Не думаешь ли ты, что я, как ветер грубый,
надгробных жажду слез осеннею порой,
что горе кажется мне каплей дождевой?
Поэт, ведь я сама тебя целую в губы.
Те плевелы, что рву, придя на твой порог,
то лень души твоей, а горем правит Бог.
Что ж, если молодость печалью обуяна?
Пусть разгорается божественная рана,
где черный серафим к душе твоей приник.
Чье горе велико, тот истинно велик.
Но если ты познал страдание, не думай,
что должен ты, поэт, немотствовать угрюмо.

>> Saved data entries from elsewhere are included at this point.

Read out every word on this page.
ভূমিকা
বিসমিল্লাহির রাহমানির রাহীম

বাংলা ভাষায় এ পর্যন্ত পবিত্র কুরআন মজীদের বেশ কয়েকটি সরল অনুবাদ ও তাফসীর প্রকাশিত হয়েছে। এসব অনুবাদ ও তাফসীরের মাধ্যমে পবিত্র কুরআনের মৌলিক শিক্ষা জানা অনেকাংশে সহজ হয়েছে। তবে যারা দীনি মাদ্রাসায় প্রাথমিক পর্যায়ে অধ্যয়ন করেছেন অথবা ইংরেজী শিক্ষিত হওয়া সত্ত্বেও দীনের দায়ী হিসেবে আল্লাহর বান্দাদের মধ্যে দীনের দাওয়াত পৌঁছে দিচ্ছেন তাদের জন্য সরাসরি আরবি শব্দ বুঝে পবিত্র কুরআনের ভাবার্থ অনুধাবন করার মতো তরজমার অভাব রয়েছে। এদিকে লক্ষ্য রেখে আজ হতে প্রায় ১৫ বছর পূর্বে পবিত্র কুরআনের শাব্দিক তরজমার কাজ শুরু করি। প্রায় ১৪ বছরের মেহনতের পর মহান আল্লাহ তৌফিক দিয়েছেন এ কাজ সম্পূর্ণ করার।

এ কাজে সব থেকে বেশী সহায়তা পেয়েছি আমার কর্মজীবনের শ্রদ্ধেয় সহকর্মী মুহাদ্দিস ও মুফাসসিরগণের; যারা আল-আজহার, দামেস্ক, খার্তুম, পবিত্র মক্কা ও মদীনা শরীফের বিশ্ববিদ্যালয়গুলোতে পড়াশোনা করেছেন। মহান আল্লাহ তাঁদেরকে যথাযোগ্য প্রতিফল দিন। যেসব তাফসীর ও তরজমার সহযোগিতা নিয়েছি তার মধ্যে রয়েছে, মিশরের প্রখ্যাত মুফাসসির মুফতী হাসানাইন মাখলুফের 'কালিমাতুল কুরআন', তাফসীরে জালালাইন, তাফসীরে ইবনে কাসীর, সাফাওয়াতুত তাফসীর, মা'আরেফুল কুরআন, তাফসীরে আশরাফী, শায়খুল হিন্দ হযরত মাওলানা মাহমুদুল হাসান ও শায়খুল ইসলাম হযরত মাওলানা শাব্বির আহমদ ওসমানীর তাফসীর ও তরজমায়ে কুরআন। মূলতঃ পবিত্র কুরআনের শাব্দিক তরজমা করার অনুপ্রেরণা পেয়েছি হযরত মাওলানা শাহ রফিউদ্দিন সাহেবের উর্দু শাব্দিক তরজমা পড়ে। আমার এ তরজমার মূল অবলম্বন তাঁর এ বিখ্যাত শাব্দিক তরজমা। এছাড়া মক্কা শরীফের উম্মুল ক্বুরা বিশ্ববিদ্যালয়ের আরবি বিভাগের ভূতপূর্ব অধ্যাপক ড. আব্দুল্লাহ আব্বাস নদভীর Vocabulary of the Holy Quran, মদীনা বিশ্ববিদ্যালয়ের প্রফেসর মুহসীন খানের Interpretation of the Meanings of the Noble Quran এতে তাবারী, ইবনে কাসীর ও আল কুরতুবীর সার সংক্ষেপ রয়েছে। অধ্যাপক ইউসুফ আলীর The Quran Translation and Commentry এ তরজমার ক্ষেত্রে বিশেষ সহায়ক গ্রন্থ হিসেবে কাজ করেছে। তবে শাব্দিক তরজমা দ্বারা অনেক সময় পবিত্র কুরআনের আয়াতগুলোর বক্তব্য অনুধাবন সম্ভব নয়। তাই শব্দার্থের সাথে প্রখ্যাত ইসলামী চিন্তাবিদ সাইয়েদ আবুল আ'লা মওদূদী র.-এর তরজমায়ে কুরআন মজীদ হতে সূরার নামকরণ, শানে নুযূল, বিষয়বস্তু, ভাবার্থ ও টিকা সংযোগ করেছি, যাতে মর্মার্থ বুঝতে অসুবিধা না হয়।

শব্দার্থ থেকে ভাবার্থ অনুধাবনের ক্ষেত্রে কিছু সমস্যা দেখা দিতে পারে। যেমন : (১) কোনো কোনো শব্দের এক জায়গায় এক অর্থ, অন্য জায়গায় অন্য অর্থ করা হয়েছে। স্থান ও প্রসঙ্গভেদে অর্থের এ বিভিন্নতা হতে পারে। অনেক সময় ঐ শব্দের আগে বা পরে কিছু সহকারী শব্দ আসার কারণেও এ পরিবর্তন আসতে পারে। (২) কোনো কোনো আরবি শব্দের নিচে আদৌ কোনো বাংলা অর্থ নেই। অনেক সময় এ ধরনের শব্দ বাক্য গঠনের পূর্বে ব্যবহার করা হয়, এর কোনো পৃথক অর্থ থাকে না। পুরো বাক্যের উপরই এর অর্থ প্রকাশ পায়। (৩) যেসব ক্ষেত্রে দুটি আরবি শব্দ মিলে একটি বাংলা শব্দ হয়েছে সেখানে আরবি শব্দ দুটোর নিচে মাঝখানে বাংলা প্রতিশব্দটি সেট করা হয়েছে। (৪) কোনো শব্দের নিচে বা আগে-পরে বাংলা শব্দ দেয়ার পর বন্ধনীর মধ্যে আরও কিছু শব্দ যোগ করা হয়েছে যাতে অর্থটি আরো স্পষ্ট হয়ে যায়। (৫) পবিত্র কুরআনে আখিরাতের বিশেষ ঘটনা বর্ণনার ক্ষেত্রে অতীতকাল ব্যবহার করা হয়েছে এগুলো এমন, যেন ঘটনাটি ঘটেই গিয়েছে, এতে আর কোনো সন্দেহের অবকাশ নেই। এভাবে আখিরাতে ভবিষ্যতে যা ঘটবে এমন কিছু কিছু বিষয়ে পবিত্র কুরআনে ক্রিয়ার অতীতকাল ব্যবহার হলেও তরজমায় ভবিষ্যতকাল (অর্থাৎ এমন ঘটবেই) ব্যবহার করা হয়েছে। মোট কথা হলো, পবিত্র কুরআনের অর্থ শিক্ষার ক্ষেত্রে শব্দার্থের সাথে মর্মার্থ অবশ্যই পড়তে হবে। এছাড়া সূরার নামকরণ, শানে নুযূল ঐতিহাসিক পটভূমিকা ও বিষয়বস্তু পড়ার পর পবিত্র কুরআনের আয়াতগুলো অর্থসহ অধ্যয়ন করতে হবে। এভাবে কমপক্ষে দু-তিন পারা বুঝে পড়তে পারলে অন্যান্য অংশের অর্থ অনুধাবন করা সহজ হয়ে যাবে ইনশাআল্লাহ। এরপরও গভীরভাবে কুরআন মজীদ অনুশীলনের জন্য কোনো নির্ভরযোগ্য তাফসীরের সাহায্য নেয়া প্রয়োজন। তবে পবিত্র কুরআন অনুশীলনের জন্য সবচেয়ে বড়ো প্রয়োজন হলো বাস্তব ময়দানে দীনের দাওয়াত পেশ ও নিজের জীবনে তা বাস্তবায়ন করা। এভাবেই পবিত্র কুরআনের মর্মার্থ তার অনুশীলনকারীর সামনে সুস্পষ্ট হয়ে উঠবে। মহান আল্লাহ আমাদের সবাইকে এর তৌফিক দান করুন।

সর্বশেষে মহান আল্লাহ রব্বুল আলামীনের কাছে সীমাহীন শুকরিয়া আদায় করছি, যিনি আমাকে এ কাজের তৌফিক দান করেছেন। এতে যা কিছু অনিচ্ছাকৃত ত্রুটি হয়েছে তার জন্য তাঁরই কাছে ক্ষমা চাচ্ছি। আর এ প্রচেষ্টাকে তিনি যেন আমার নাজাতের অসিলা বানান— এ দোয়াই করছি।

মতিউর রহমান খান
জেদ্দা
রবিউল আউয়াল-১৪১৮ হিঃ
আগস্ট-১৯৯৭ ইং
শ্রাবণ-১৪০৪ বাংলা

Чем горестней напев, тем сладостнее он.
Есть песни вечные, — рыданий чистый звон.
Как только пеликан спускается тяжелый,
из странствий возвратясь, к туманным тростникам,
голодные птенцы бегут на берег голый,
узнав его вдали по плещущим крылам.
Уже обильную добычу предвкушая,
на радостях крича и клювами качая,
зобастые птенцы торопятся к нему.
Но он, на берегу, застыв на камне высшем,
он покрывает их крылом своим повисшим,
как горестный рыбак, глядит в ночную тьму.
Сквозь жесткое перо сочится кровь из раны.
Бесцельно было ночь пучинную пытать:
безжизненны пески, безрыбны океаны,
и он своим птенцам лишь сердце может дать.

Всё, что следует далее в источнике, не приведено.